My kids, creatures of habit that they are, noticed that these route changes meant we were arriving home at different times. This simple observation opened the door to discuss a fundamental mathematical concept: rates of change.

In our spooky scenario, this led us to a conversation about why our travel time was increasing. I asked, “Well, why do you think it’s taking longer?” 

Their answers were pretty insightful: “Because you slowed down to look at people’s decorations” (they weren’t wrong!), “Because the streets we’re taking have a lower speed limit”, and “We’re probably just going a longer distance.” 

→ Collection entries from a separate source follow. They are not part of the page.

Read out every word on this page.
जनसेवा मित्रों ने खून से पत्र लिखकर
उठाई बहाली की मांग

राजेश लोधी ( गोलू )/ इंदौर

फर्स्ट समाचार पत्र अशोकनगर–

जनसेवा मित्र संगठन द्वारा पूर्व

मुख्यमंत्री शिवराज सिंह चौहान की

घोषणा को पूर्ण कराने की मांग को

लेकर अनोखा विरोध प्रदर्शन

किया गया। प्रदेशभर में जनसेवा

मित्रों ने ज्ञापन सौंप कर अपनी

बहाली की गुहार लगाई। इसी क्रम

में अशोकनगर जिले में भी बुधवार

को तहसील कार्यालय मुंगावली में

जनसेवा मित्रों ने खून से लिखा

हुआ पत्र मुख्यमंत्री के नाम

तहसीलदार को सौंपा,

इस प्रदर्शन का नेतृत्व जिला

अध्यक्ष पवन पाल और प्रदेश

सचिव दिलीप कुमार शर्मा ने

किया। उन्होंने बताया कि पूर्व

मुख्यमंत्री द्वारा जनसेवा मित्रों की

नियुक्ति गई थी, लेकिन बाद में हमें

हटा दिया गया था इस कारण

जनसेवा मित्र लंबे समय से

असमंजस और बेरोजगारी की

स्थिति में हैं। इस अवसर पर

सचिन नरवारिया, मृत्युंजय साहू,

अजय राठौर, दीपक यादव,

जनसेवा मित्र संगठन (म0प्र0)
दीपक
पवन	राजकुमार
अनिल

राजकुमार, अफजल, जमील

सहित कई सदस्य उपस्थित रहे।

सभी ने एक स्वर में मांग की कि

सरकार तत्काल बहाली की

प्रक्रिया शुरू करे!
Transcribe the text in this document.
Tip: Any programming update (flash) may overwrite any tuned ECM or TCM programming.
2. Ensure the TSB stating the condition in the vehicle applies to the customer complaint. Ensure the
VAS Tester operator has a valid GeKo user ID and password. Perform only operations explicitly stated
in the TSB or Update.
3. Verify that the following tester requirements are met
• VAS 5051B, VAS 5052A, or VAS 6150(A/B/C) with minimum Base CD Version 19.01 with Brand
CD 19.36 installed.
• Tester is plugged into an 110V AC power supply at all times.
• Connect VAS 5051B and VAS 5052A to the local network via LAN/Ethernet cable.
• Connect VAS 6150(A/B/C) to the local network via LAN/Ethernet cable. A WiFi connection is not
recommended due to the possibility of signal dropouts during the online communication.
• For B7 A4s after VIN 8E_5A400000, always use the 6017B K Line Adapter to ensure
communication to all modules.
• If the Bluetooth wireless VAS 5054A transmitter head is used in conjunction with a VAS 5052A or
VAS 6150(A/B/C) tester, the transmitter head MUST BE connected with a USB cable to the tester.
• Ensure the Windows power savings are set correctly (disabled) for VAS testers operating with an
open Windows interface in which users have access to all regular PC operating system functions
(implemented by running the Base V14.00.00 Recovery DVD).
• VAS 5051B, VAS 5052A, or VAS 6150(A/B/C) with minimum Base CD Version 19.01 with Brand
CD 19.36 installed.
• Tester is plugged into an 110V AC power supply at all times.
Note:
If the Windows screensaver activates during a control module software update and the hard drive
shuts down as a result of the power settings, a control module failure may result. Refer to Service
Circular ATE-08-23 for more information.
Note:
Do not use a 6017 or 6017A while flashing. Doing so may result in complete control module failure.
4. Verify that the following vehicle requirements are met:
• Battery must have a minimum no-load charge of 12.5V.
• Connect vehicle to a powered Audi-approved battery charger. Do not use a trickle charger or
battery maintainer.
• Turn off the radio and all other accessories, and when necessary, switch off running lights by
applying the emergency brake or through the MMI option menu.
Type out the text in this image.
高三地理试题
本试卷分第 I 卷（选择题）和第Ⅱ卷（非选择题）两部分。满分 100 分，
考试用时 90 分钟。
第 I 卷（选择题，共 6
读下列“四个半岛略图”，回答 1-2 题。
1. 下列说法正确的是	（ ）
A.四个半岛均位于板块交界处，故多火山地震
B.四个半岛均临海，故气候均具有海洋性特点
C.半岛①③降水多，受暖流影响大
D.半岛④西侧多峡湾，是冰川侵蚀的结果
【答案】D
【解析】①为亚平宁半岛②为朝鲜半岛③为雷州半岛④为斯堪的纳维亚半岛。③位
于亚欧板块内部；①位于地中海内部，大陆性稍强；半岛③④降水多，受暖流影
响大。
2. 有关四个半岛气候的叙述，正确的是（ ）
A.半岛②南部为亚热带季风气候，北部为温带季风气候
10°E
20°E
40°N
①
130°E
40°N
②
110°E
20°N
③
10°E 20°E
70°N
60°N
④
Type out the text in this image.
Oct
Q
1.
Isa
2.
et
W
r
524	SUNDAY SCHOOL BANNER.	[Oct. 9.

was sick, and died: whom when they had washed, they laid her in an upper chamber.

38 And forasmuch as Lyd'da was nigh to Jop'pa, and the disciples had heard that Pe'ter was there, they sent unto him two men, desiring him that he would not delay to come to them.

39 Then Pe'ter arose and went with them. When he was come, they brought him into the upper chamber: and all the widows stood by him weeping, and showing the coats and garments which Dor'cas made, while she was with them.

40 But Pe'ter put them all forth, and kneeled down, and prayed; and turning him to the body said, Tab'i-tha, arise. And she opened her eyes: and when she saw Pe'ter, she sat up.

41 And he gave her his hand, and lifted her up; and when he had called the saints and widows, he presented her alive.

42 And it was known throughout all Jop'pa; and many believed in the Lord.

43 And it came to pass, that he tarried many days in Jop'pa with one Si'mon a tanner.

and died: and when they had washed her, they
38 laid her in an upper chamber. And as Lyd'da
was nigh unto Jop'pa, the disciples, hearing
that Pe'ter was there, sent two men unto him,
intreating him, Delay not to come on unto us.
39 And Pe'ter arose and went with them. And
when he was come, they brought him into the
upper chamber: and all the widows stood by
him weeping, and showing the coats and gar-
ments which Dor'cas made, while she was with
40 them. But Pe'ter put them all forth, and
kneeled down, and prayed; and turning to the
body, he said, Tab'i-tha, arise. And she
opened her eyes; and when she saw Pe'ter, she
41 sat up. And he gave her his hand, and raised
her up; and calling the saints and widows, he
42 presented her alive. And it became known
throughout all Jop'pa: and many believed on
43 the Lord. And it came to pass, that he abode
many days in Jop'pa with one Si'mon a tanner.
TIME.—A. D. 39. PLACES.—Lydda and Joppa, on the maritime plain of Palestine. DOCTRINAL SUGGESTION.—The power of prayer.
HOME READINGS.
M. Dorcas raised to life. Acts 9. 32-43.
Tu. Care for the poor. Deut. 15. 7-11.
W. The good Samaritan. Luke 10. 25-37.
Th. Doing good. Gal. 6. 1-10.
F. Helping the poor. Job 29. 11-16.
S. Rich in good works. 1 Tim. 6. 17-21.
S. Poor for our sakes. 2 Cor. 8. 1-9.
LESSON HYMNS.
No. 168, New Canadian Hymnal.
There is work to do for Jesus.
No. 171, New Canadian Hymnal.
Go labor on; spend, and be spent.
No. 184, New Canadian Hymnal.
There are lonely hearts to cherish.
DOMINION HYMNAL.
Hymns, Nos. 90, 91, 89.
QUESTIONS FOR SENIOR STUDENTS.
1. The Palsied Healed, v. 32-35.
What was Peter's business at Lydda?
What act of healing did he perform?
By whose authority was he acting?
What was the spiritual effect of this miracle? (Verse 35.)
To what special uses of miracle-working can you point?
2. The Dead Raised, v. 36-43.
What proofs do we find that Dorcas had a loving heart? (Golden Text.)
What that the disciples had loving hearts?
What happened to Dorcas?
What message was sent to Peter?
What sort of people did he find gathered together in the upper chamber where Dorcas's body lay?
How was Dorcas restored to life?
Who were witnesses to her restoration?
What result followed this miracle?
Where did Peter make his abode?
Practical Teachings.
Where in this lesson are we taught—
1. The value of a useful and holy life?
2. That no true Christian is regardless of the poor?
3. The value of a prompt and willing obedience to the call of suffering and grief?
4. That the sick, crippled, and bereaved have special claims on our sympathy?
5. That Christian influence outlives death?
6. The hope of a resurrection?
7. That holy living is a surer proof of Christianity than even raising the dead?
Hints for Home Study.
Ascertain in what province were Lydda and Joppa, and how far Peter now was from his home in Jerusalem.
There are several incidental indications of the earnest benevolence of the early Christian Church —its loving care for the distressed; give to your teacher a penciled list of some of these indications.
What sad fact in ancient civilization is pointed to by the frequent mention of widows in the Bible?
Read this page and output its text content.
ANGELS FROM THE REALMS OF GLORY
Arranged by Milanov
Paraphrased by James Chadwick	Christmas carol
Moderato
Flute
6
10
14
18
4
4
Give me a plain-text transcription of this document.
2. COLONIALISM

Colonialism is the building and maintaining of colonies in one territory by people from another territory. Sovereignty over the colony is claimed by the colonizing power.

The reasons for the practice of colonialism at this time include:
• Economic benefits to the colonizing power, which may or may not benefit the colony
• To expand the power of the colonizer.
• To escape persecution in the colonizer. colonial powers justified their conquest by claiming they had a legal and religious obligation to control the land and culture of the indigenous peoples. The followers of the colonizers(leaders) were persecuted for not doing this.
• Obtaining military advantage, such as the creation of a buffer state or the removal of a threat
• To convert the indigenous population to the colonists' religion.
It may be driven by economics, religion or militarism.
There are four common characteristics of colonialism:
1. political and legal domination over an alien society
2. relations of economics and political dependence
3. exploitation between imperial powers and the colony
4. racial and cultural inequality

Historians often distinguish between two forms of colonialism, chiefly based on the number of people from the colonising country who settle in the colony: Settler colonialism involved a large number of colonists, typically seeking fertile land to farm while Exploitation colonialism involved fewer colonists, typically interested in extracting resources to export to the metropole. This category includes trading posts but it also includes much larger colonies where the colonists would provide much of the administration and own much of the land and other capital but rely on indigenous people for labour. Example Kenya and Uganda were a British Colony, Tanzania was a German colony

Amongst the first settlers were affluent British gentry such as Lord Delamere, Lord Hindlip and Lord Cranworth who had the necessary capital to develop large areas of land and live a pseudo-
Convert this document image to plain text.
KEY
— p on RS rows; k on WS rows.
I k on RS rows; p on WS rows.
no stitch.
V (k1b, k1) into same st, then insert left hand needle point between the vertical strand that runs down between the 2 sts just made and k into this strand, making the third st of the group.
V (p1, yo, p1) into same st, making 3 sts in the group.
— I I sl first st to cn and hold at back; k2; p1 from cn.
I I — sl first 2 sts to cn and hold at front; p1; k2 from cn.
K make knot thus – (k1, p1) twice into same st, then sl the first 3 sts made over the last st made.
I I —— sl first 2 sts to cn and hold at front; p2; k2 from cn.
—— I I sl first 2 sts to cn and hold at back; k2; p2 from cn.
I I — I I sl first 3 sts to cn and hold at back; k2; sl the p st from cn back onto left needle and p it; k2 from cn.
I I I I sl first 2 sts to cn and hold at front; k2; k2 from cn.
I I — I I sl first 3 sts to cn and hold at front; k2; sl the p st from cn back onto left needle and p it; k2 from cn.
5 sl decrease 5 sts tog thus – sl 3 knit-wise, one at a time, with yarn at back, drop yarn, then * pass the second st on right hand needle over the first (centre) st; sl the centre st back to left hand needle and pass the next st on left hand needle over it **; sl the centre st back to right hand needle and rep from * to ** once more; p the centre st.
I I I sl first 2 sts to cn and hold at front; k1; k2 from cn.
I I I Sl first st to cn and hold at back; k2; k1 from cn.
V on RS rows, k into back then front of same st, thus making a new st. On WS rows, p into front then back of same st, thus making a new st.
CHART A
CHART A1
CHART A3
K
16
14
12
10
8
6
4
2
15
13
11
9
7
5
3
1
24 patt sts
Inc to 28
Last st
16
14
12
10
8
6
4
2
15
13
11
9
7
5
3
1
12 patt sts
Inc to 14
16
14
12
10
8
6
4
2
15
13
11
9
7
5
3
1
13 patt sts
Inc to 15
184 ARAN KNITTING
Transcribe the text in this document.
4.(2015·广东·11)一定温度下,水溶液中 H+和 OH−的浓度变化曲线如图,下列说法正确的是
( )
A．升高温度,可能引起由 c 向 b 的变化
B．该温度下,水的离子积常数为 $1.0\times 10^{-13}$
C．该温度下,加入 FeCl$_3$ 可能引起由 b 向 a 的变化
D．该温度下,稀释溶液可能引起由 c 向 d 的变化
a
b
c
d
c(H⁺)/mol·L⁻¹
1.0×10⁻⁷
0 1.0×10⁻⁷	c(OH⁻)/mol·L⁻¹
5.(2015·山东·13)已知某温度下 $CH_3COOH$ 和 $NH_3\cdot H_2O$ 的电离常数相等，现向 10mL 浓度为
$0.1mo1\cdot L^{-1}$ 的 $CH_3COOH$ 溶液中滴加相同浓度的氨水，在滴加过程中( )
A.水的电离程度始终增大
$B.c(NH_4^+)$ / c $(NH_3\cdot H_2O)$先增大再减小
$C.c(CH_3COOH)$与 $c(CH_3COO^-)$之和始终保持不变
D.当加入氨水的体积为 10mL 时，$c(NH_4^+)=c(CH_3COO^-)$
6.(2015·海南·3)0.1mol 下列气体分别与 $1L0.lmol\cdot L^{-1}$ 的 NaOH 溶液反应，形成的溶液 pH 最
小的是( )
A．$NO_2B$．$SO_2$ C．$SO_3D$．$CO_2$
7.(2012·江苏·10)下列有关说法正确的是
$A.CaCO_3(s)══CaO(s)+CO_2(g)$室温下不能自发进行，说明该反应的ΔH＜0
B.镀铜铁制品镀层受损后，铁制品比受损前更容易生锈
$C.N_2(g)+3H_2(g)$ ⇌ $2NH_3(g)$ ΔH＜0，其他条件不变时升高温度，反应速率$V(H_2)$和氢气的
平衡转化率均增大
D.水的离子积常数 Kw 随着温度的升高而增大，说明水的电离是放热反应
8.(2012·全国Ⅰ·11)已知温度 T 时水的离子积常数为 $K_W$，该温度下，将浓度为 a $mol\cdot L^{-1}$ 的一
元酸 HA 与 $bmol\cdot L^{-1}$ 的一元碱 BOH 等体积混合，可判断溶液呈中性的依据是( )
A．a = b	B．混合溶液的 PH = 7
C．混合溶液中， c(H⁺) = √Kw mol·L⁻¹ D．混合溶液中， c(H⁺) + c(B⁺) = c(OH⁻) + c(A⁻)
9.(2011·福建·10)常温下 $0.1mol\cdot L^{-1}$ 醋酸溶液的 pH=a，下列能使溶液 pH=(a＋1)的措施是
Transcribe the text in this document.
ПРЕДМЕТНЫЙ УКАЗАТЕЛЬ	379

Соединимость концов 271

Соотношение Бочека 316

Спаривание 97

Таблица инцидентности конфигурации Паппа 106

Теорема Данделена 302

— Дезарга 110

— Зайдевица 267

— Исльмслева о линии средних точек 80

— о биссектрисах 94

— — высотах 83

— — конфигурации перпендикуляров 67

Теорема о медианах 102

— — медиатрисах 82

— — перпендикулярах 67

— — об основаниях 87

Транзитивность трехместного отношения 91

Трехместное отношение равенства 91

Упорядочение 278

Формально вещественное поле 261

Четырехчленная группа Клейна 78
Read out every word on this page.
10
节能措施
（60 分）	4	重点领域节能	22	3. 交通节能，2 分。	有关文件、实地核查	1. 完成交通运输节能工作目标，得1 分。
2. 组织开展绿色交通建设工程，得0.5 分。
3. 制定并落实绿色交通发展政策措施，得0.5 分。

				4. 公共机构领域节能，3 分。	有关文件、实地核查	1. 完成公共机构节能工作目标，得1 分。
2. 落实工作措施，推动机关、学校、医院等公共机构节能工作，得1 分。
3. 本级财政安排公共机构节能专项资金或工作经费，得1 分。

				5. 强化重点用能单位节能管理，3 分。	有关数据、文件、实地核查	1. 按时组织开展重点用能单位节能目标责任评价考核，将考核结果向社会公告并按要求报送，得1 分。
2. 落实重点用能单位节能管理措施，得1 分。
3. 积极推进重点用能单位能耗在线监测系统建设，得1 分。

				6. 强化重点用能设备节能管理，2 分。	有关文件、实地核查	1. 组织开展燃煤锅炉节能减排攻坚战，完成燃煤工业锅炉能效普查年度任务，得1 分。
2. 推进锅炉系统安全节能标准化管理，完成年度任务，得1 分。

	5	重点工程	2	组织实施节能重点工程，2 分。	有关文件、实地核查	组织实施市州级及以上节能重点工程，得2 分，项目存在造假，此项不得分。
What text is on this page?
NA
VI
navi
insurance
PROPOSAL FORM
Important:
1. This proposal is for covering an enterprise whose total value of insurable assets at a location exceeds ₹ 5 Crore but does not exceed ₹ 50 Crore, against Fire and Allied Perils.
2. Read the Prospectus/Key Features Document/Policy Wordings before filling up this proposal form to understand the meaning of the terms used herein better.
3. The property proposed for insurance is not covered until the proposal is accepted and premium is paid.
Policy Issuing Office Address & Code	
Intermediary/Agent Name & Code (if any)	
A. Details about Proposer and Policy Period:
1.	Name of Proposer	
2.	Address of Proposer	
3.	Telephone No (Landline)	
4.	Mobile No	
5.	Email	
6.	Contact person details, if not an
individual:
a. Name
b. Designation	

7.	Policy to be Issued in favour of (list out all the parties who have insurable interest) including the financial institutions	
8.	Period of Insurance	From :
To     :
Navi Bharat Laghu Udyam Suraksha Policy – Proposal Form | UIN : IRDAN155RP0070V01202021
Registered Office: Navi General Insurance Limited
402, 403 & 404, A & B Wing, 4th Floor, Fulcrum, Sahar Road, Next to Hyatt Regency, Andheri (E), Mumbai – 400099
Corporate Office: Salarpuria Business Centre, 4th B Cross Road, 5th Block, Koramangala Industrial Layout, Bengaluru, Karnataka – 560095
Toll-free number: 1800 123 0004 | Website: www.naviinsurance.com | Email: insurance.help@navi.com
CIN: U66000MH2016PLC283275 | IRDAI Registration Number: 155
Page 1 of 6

These were all excellent observations, and naturally led into discussing how a rate works. In this case, the rate concerned how much distance we covered in a certain amount of time. Now, I didn’t use the word “rate” in this conversation with them (though I was tempted!), since my kids are in elementary school and the concept is a bit advanced. But even at their young ages, they know that things change, and that these changes can be related to other changes. They could see our arrival time was changing, that the distance itself was changing, or that my speed (which is a relationship between distance and time) was changing.

And this conversation is more accessible than you might think! While we often associate rates with speed, but we can think about them in tons of other contexts. Like the classic Halloween scenario: candy per kid (can you tell that Halloween consumes my thoughts this time of year?). Imagine you have a bowl of candy and tell everyone they can take 2 pieces. What happens if some kids sneak an extra? If most kids take 3 pieces, we might run out of candy! Or, consider picking up Legos or Magnetiles. If one person only picks up 5 pieces when they were supposed to pick up 10, how does that affect the number of pieces the other group members have to pick up? 

Throughout all of time, only one constant remains: things change. It’s one of the primary reasons why mathematics exists! We needed a way to understand the relationships between our ever-changing world, in a format flexible enough to track these changes while they change.

So, while my kids are learning about changing distances and times, I’m teaching my calculus students about how rates of change themselves can change. It’s a topic that arises in both the classroom and in life, and it can start with a simple conversation about some fall fun.